Bisulfite sequencing primer design query (probably simple) - (Feb/15/2011 )
I am new at this - had a look on web and this forum to try and answer this question but failed - suspect it's straightforward. Would like to examine methylation status in FOXP3 and have read a fair number of papers that have recently done this and think I know how to proceed and principals of bisulfite sequencing. In process of setting this up.
What I don't understand is why primers listed in these papers (whether methylation specific or not) can ever include two (or more) G nucleotides in sequence. Whether the primer is forward (and therefore recognises the antisense strand) or reverse (and recognises the sense strand/ genomic DNA), I can't see how the target strand can still have two cytosines (or more) in a row. If methylated, it must be in a CpG dinucleotide and therefore would be either followed or preceded by a C in the primer. Furthermore, the preceding or following nucleotide, if a cytosine in the original sequence is therefore NOT in a CpG dinucleotide and would therefore be converted to uracil by the bisulfite treatment and hence, be correspondingly represented in the primer by an A.
I know which sequences we want to examine and am aware of principals of primer design and resources out there to help with this, but this question above has started to bug me and makes me realise I clearly don't understand a fairly basic aspect of this process! I am working with an experienced geneticist, although she has not done any bisulfite work and can't answer this query.
Any advice greatly appreciated.
Question: "why primers listed in these papers (whether methylation specific or not) can ever include two (or more) G nucleotides in sequence?
Answer: Let's assume you are talking about primers for MSP.
For forward primer, it is easy to understand that one or more G in the primer is OK because almost all methylation occurs to the C in the CpG dinucleotides. But the primer should also contain at least one CpG C at the 3' end. For the M primer, the C remains a C; for U primer, the C is replaced by a T.
For reverse or downstream primer, two consecutive Gs do not make sense. Given the following sense DNA sequence:
sense DNA: 5' - TTACGCGCCTGGACCAGCT -3'
bisulfite mod DNA 5' - TTACGCGTTTGGATTAGTT
reverse M primer GCGCAAACCTAATCAA -5'
For reverse U primer, there should be no G at all.
Does that make sense?
Thanks for your reply.
I'm still confused I 'm afraid. Although what you've said is entirely consistent with publications I've read, where consecutive G nucleotides occur in the forward but not the reverse primers.

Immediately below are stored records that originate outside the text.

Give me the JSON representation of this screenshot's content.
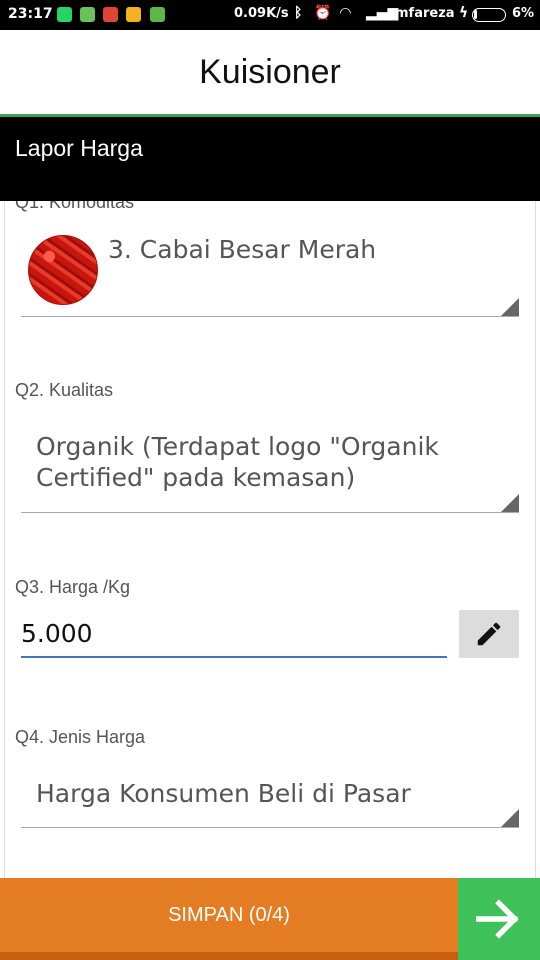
{
  "status_bar": {
    "time": "23:17",
    "net_speed": "0.09K/s",
    "carrier": "mfareza",
    "battery": "6%",
    "app_icons": [
      "whatsapp-icon",
      "phone-icon",
      "gmail-icon",
      "camera-icon",
      "android-icon"
    ]
  },
  "header": {
    "title": "Kuisioner"
  },
  "section": {
    "title": "Lapor Harga"
  },
  "questions": {
    "q1": {
      "label": "Q1. Komoditas",
      "value": "3. Cabai Besar Merah",
      "image": "red-chili-image"
    },
    "q2": {
      "label": "Q2. Kualitas",
      "value_line1": "Organik (Terdapat logo \"Organik",
      "value_line2": "Certified\" pada kemasan)"
    },
    "q3": {
      "label": "Q3. Harga /Kg",
      "value": "5.000",
      "edit_icon": "pencil-icon"
    },
    "q4": {
      "label": "Q4. Jenis Harga",
      "value": "Harga Konsumen Beli di Pasar"
    }
  },
  "footer": {
    "save_label": "SIMPAN (0/4)",
    "next_icon": "arrow-right-icon"
  },
  "colors": {
    "accent_green": "#3fa64a",
    "save_orange": "#e37c22",
    "next_green": "#3fc15a",
    "input_blue": "#3f76b5"
  }
}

What does the forward primer bind to? I had assumed it was the antisense strand of DNA and that this would be subject to bisulfite modification in the same way as the sense one? Thus all the consecutive Cs (to which the primer Gs can bind to) would be converted to uracil. Is this not the case?
First it is assumed that DNA methylation is symmetric on both strands, so we will only consider the sense DNA strand here. During PCR, the reverse primer will first bind to the sense DNA and amplify it. Following that in the 2nd cycle, the forward primer will bind to the newly amplify DNA.
Excellent. That makes sense now. Although I thinks this definitely counts as falling at the first hurdle so sure there will be more stupid questions. Thanks for your help.